Package for Non-Parametric Multivariate Discrete Distributions

I’m looking for a package that implements tools for working with non-parametric multivariate discrete distributions. Ideally, this would look something like a Multivariate version of DiscreteNonParametric in Distributions.jl. I’m sure this wouldn’t be a big lift to implement, but I don’t want to reinvent the wheel if it’s already been done.

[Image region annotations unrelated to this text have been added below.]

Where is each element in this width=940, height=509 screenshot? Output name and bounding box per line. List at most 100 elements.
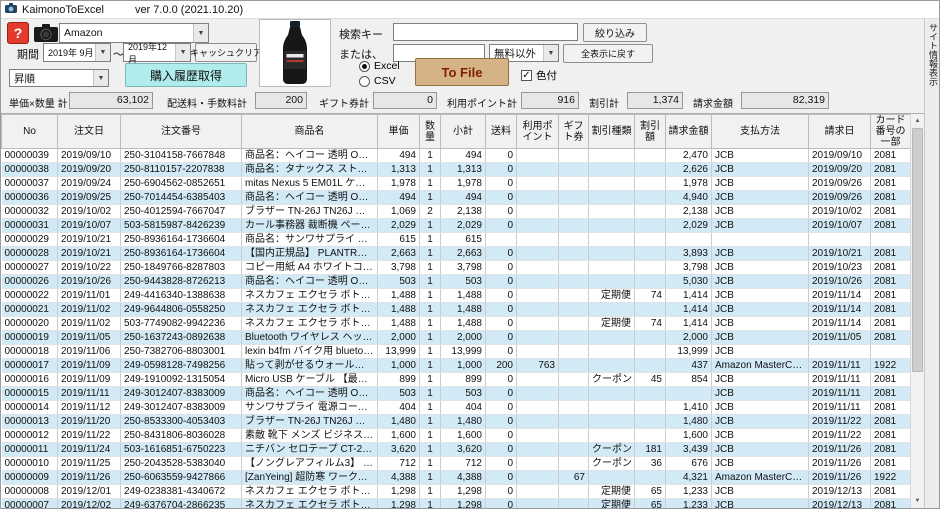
table-cell	[589, 303, 635, 317]
table-cell: 2019/10/02	[809, 205, 871, 219]
table-cell: クーポン	[589, 457, 635, 471]
table-cell: 00000037	[2, 177, 58, 191]
table-row[interactable]: 000000122019/11/22250-8431806-8036028素敵 …	[2, 429, 911, 443]
table-row[interactable]: 000000162019/11/09249-1910092-1315054Mic…	[2, 373, 911, 387]
table-cell: 249-3012407-8383009	[121, 387, 242, 401]
help-button[interactable]: ?	[7, 22, 29, 44]
table-row[interactable]: 000000292019/10/21250-8936164-1736604商品名…	[2, 233, 911, 247]
radio-excel[interactable]: Excel	[359, 60, 400, 72]
table-cell: 3,439	[666, 443, 712, 457]
table-row[interactable]: 000000212019/11/02249-9644806-0558250ネスカ…	[2, 303, 911, 317]
table-cell: ニチバン セロテープ CT-24 CT-24 000...	[242, 443, 378, 457]
column-header[interactable]: 商品名	[242, 115, 378, 149]
table-row[interactable]: 000000132019/11/20250-8533300-4053403ブラザ…	[2, 415, 911, 429]
column-header[interactable]: 割引種類	[589, 115, 635, 149]
table-cell: 00000019	[2, 331, 58, 345]
table-cell: JCB	[712, 373, 809, 387]
table-row[interactable]: 000000272019/10/22250-1849766-8287803コピー…	[2, 261, 911, 275]
table-row[interactable]: 000000152019/11/11249-3012407-8383009商品名…	[2, 387, 911, 401]
column-header[interactable]: No	[2, 115, 58, 149]
sort-order-select[interactable]: 昇順 ▼	[9, 69, 109, 87]
table-cell: 712	[441, 457, 486, 471]
table-cell: 2,029	[441, 219, 486, 233]
column-header[interactable]: 注文日	[58, 115, 121, 149]
table-row[interactable]: 000000382019/09/20250-8110157-2207838商品名…	[2, 163, 911, 177]
table-row[interactable]: 000000372019/09/24250-6904562-0852651mit…	[2, 177, 911, 191]
vertical-scrollbar[interactable]: ▲ ▼	[910, 114, 924, 508]
table-row[interactable]: 000000142019/11/12249-3012407-8383009サンワ…	[2, 401, 911, 415]
table-cell: 5,030	[666, 275, 712, 289]
scrollbar-thumb[interactable]	[912, 128, 923, 372]
table-cell	[589, 387, 635, 401]
sum-shipping-value: 200	[255, 92, 307, 109]
site-info-toggle[interactable]: サイト情報表示	[924, 19, 939, 508]
table-row[interactable]: 000000082019/12/01249-0238381-4340672ネスカ…	[2, 485, 911, 499]
table-cell	[809, 233, 871, 247]
table-cell: JCB	[712, 247, 809, 261]
table-row[interactable]: 000000362019/09/25250-7014454-6385403商品名…	[2, 191, 911, 205]
table-cell: 1,298	[441, 499, 486, 509]
table-cell: 899	[441, 373, 486, 387]
table-cell	[559, 373, 589, 387]
period-to-select[interactable]: 2019年12月 ▼	[123, 43, 191, 62]
column-header[interactable]: 数量	[420, 115, 441, 149]
table-cell	[559, 429, 589, 443]
table-cell	[666, 233, 712, 247]
table-cell	[635, 233, 666, 247]
column-header[interactable]: 請求日	[809, 115, 871, 149]
table-cell: 00000027	[2, 261, 58, 275]
table-cell	[559, 457, 589, 471]
table-row[interactable]: 000000102019/11/25250-2043528-5383040【ノン…	[2, 457, 911, 471]
table-cell: 200	[486, 359, 517, 373]
table-row[interactable]: 000000092019/11/26250-6063559-9427866[Za…	[2, 471, 911, 485]
radio-csv[interactable]: CSV	[359, 75, 396, 87]
column-header[interactable]: 注文番号	[121, 115, 242, 149]
table-cell: 【国内正規品】 PLANTRONICS Blueto...	[242, 247, 378, 261]
table-row[interactable]: 000000182019/11/06250-7382706-8803001lex…	[2, 345, 911, 359]
column-header[interactable]: カード番号の一部	[871, 115, 911, 149]
table-row[interactable]: 000000112019/11/24503-1616851-6750223ニチバ…	[2, 443, 911, 457]
table-cell	[635, 191, 666, 205]
table-cell: 249-4416340-1388638	[121, 289, 242, 303]
table-row[interactable]: 000000222019/11/01249-4416340-1388638ネスカ…	[2, 289, 911, 303]
table-row[interactable]: 000000312019/10/07503-5815987-8426239カール…	[2, 219, 911, 233]
table-cell: JCB	[712, 303, 809, 317]
column-header[interactable]: ギフト券	[559, 115, 589, 149]
column-header[interactable]: 送料	[486, 115, 517, 149]
scroll-up-icon[interactable]: ▲	[911, 114, 924, 128]
table-cell: 3,798	[441, 261, 486, 275]
table-row[interactable]: 000000262019/10/26250-9443828-8726213商品名…	[2, 275, 911, 289]
cache-clear-button[interactable]: キャッシュクリア	[195, 43, 257, 62]
scroll-down-icon[interactable]: ▼	[911, 494, 924, 508]
table-row[interactable]: 000000172019/11/09249-0598128-7498256貼って…	[2, 359, 911, 373]
table-cell: 00000026	[2, 275, 58, 289]
column-header[interactable]: 単価	[378, 115, 420, 149]
column-header[interactable]: 請求金額	[666, 115, 712, 149]
table-cell: 00000039	[2, 149, 58, 163]
period-from-select[interactable]: 2019年 9月 ▼	[43, 43, 111, 62]
column-header[interactable]: 割引額	[635, 115, 666, 149]
table-cell: クーポン	[589, 443, 635, 457]
table-cell	[517, 261, 559, 275]
column-header[interactable]: 利用ポイント	[517, 115, 559, 149]
column-header[interactable]: 小計	[441, 115, 486, 149]
to-file-button[interactable]: To File	[415, 58, 509, 86]
color-checkbox[interactable]: ✓ 色付	[521, 68, 557, 83]
search-input[interactable]	[393, 23, 578, 41]
filter-button[interactable]: 絞り込み	[583, 23, 647, 42]
table-cell: 404	[378, 401, 420, 415]
table-row[interactable]: 000000392019/09/10250-3104158-7667848商品名…	[2, 149, 911, 163]
table-cell: ネスカフェ エクセラ ボトルコーヒー 甘...	[242, 485, 378, 499]
table-cell: 1	[420, 485, 441, 499]
table-row[interactable]: 000000192019/11/05250-1637243-0892638Blu…	[2, 331, 911, 345]
table-cell: 2019/11/06	[58, 345, 121, 359]
table-row[interactable]: 000000282019/10/21250-8936164-1736604【国内…	[2, 247, 911, 261]
column-header[interactable]: 支払方法	[712, 115, 809, 149]
table-row[interactable]: 000000202019/11/02503-7749082-9942236ネスカ…	[2, 317, 911, 331]
show-all-button[interactable]: 全表示に戻す	[563, 44, 653, 63]
table-cell: ネスカフェ エクセラ ボトルコーヒー 無...	[242, 499, 378, 509]
fetch-history-button[interactable]: 購入履歴取得	[125, 63, 247, 87]
table-row[interactable]: 000000322019/10/02250-4012594-7667047ブラザ…	[2, 205, 911, 219]
table-row[interactable]: 000000072019/12/02249-6376704-2866235ネスカ…	[2, 499, 911, 509]
table-cell: 4,388	[441, 471, 486, 485]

If it is just for sampling, Distributions.jl contains utilities to build product distributions. However, I’m not sure they necessarily support parameter fitting

Unfortunately every joint distribution can’t just be represented as a product.

E.g.

using LinearAlgebra
a = normalize(rand(3,4), 1)
a1 = sum(a, dims=1)
a2 = sum(a, dims=2)
anew = a2 * a1
anew ≈ a  #false

In this case anew is a valid joint distribution equal to the product of the marginals of a, but it is not equal to a.

1 Like

What kind of representation do you need? If you don’t mind an “extended” representation (as in, every tuple has its own probability mass and we disregard the connections between said masses), you can always encode all your tuples as integers, even though it’s a hassle.
On the other hand, if you want a “compact” representation, where the dependencies between probability masses are accounted for (typically this would make sense for your example above), you may want to look for libraries to handle probabilistic graphical models.